Hi, I am Dr. Ahmad Tijjani Habibu, Director, Disease Control and Epidemiology at the Kano State Primary Health Care Management Board. Together with Tolulope Oginni, Project Manager at Acasus, I am pleased to share three key insights that enabled us to rapidly expand immunization outreach and coverage across Kano State, Nigeria.
At the beginning of 2025, we asked the question: why do thousands of children remain zero-dose despite living within reach of a health facility in Kano State?

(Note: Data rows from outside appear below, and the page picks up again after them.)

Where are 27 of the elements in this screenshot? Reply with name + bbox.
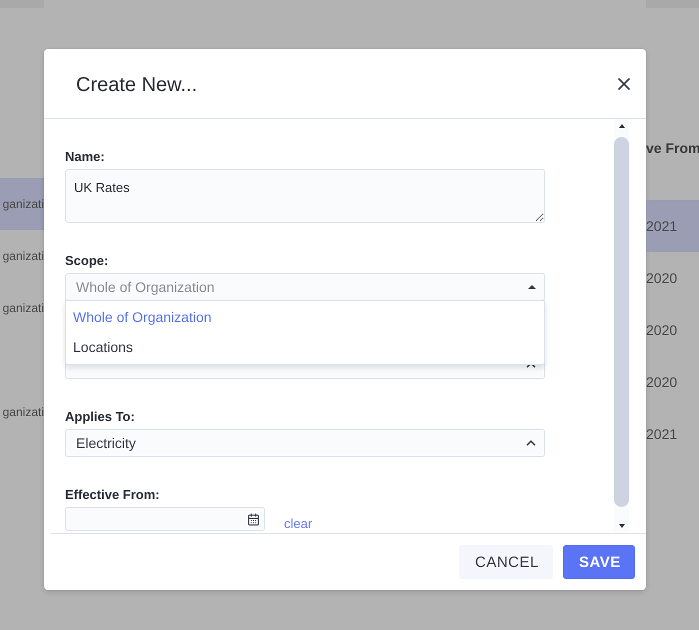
chevron-up-icon: [526, 362, 536, 368]
select-field[interactable]: Electricity: [65, 429, 545, 457]
clear-link[interactable]: clear: [284, 516, 312, 531]
field-label: Scope:: [65, 253, 110, 269]
dropdown-option[interactable]: Locations: [66, 332, 544, 362]
table-cell: 2020: [646, 322, 678, 338]
table-cell: ganizati: [2, 405, 44, 419]
table-cell: 2021: [646, 218, 678, 234]
chevron-up-icon: [526, 440, 536, 446]
field-label: Applies To:: [65, 409, 136, 425]
cancel-button[interactable]: CANCEL: [459, 545, 553, 579]
table-cell: 2020: [646, 270, 678, 286]
table-cell: ganizati: [2, 249, 44, 263]
table-cell: ganizati: [2, 197, 44, 211]
dialog-title: Create New...: [76, 74, 198, 97]
caret-icon: [528, 285, 536, 289]
scrollbar[interactable]: [614, 119, 629, 533]
table-cell: ganizati: [2, 301, 44, 315]
save-button[interactable]: SAVE: [563, 545, 635, 579]
field-label: Name:: [65, 149, 106, 165]
table-cell: 2020: [646, 374, 678, 390]
field-label: Effective From:: [65, 487, 161, 503]
name-field[interactable]: UK Rates: [65, 169, 545, 223]
table-cell: 2021: [646, 426, 678, 442]
date-field[interactable]: [65, 507, 265, 531]
calendar-icon: [247, 512, 260, 526]
dropdown-option[interactable]: Whole of Organization: [66, 302, 544, 332]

One of the key issues was low outreach coverage, meaning immunization services were failing to reach many communities that cannot visit fixed health facilities. In July 2025, only 7% of communities across the 15 zero-dose local government areas (LGAs) in the state were visited; it was clear more needed to be done to reach the rest of the population.
Yet, by December 2025, the picture had changed. Outreach coverage had increased to 26% in that month alone, with 43% of communities reached across the whole year. This expanded footprint led to a steady rise in vaccinations: from 14,433 children in July to 15,417 in September, 18,274 in November, and 22,606 in December.
The most dramatic improvement was recorded in Tudun Wada – a local government authority previously notorious for failing to meet targets due to geography and security-related issues – where coverage surged from 6% in July 2025 to 63% in December 2025. In December, 2,185 children were vaccinated compared to 1,060 in July 2025.